Furthermore, although BJA is generally associated with the clockwise rotation of the mandible [
23], this was not observed in any of the three cases. Sakai et al. [
24] reported that BJA generally involves a large amount of protrusion of the mandibular molars. In this study, the amount of protrusion of the mandibular molars was smaller than that of the maxillary molars in all the three cases observed, so it is possible that the clockwise rotation of the mandible was not noted. This mechanism will, however, need to be investigated in the future. Additionally, the treatment duration was long in all three cases. It took time for the effect of the appliance to appear. It is considered that long treatment duration is a demerit of the method of improving gummy smiles using SBJA and high-pull J-hook headgear.

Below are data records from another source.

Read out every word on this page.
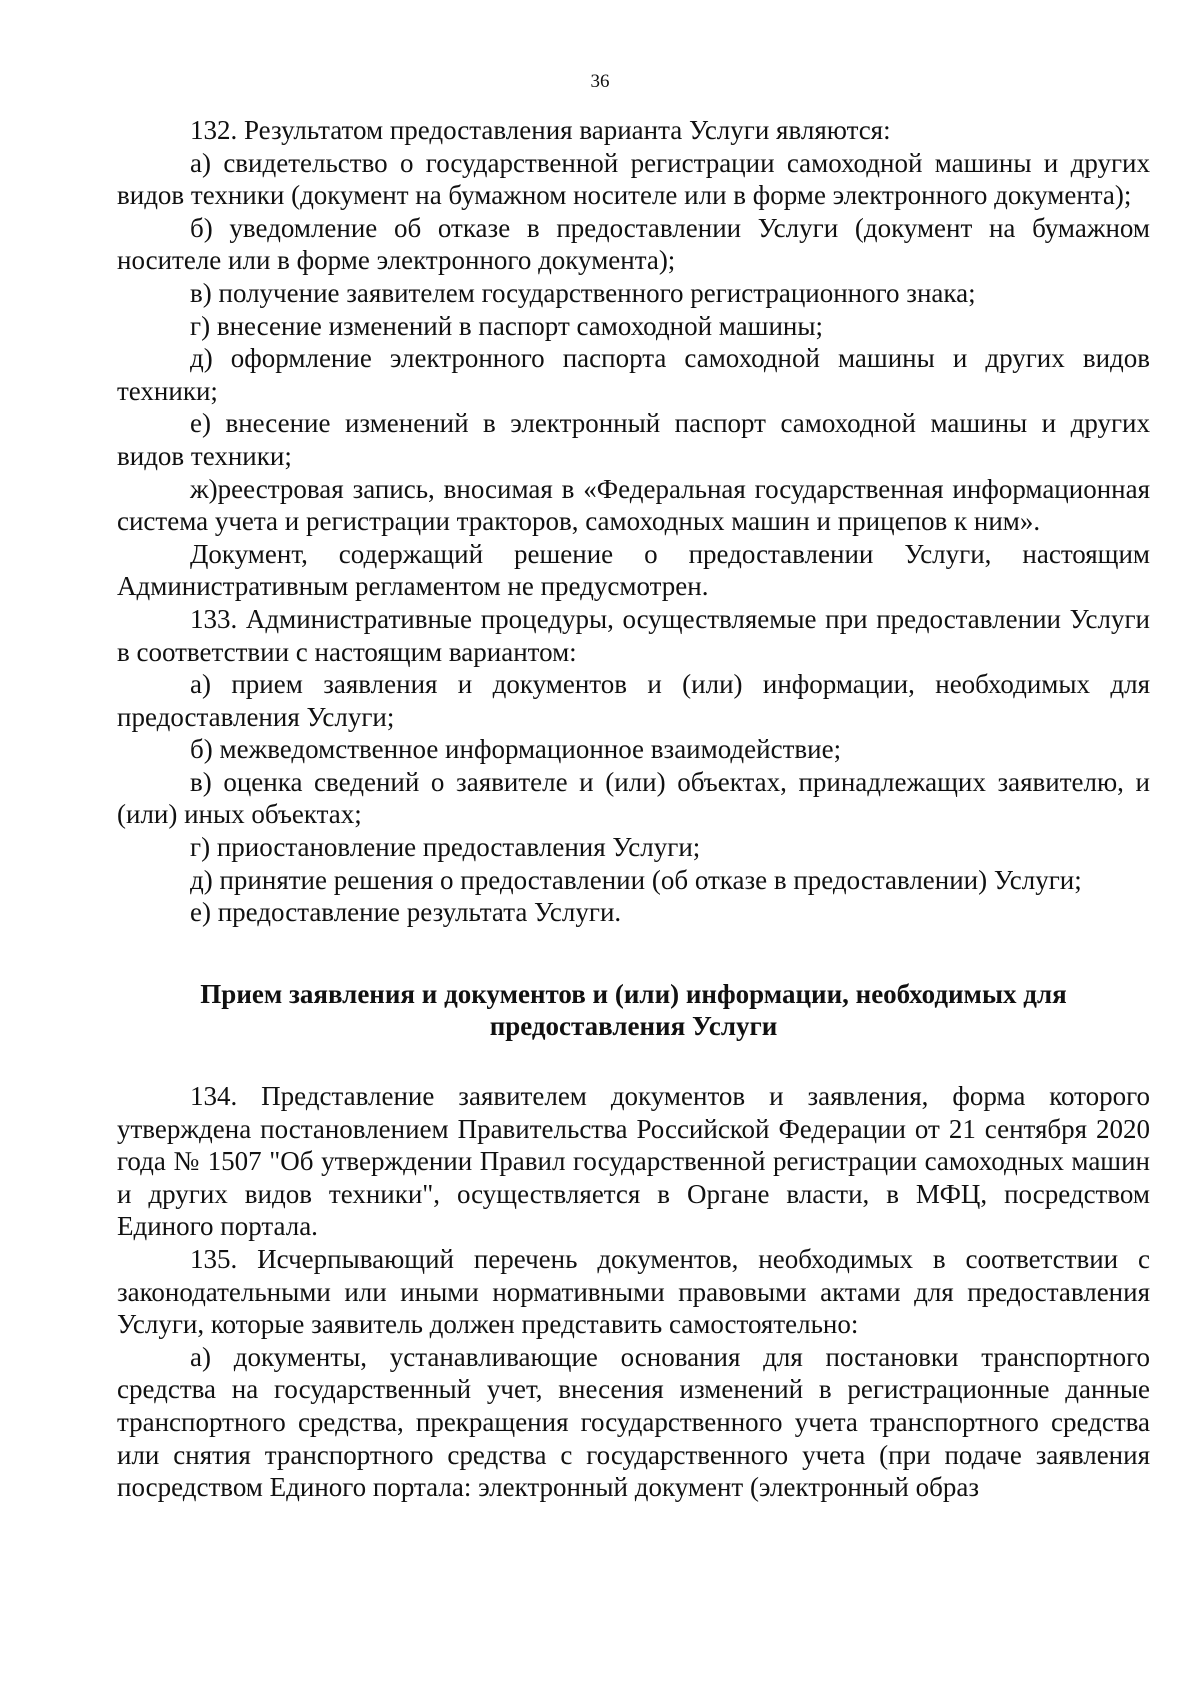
36

132. Результатом предоставления варианта Услуги являются:

а) свидетельство о государственной регистрации самоходной машины и других видов техники (документ на бумажном носителе или в форме электронного документа);

б) уведомление об отказе в предоставлении Услуги (документ на бумажном носителе или в форме электронного документа);

в) получение заявителем государственного регистрационного знака;

г) внесение изменений в паспорт самоходной машины;

д) оформление электронного паспорта самоходной машины и других видов техники;

е) внесение изменений в электронный паспорт самоходной машины и других видов техники;

ж)реестровая запись, вносимая в «Федеральная государственная информационная система учета и регистрации тракторов, самоходных машин и прицепов к ним».

Документ, содержащий решение о предоставлении Услуги, настоящим Административным регламентом не предусмотрен.

133. Административные процедуры, осуществляемые при предоставлении Услуги в соответствии с настоящим вариантом:

а) прием заявления и документов и (или) информации, необходимых для предоставления Услуги;

б) межведомственное информационное взаимодействие;

в) оценка сведений о заявителе и (или) объектах, принадлежащих заявителю, и (или) иных объектах;

г) приостановление предоставления Услуги;

д) принятие решения о предоставлении (об отказе в предоставлении) Услуги;

е) предоставление результата Услуги.

Прием заявления и документов и (или) информации, необходимых для предоставления Услуги

134. Представление заявителем документов и заявления, форма которого утверждена постановлением Правительства Российской Федерации от 21 сентября 2020 года № 1507 "Об утверждении Правил государственной регистрации самоходных машин и других видов техники", осуществляется в Органе власти, в МФЦ, посредством Единого портала.

135. Исчерпывающий перечень документов, необходимых в соответствии с законодательными или иными нормативными правовыми актами для предоставления Услуги, которые заявитель должен представить самостоятельно:

а) документы, устанавливающие основания для постановки транспортного средства на государственный учет, внесения изменений в регистрационные данные транспортного средства, прекращения государственного учета транспортного средства или снятия транспортного средства с государственного учета (при подаче заявления посредством Единого портала: электронный документ (электронный образ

In these cases, as a result of using SBJA in combination with high-pull J-hook headgear with the aim of improving the overeruption of maxillary anterior teeth, the eruption of maxillary anterior teeth was suppressed, and led to a result similar to those reported on treatments that improved gummy smiles using orthodontic anchor screws in patients in the growth stage [
13,
14]. It was thought that the method of improving gummy smiles using SBJA and high-pull J-hook headgear, as examined in this study, may be an option for school-age patients and their parents, who may be resistant to surgically invasive treatments. When an orthodontic anchor screw is used to improve a gummy smile during the growth period, the anchor screw may be lost, and it has been reported that the dropout rate from treatment after implanting orthodontic anchor screws is high in young patients [
26]. We suspect that the improvement of gummy smiles using SBJA and high-pull J-hook headgears are an alternative treatment in such situations. However, the lengthening of the treatment period must be considered.
In conclusion, the combined use of SBJA with a loop attached to the labial side of maxillary anterior teeth and high-pull J-hook headgear may suppress the eruption of maxillary anterior teeth and improve gummy smiles in growth period patients with maxillary prognathism. However, this study was a case series, and therefore future studies are needed to assess the ideal treatment for specific subgroups of patients, the ideal timing and so on.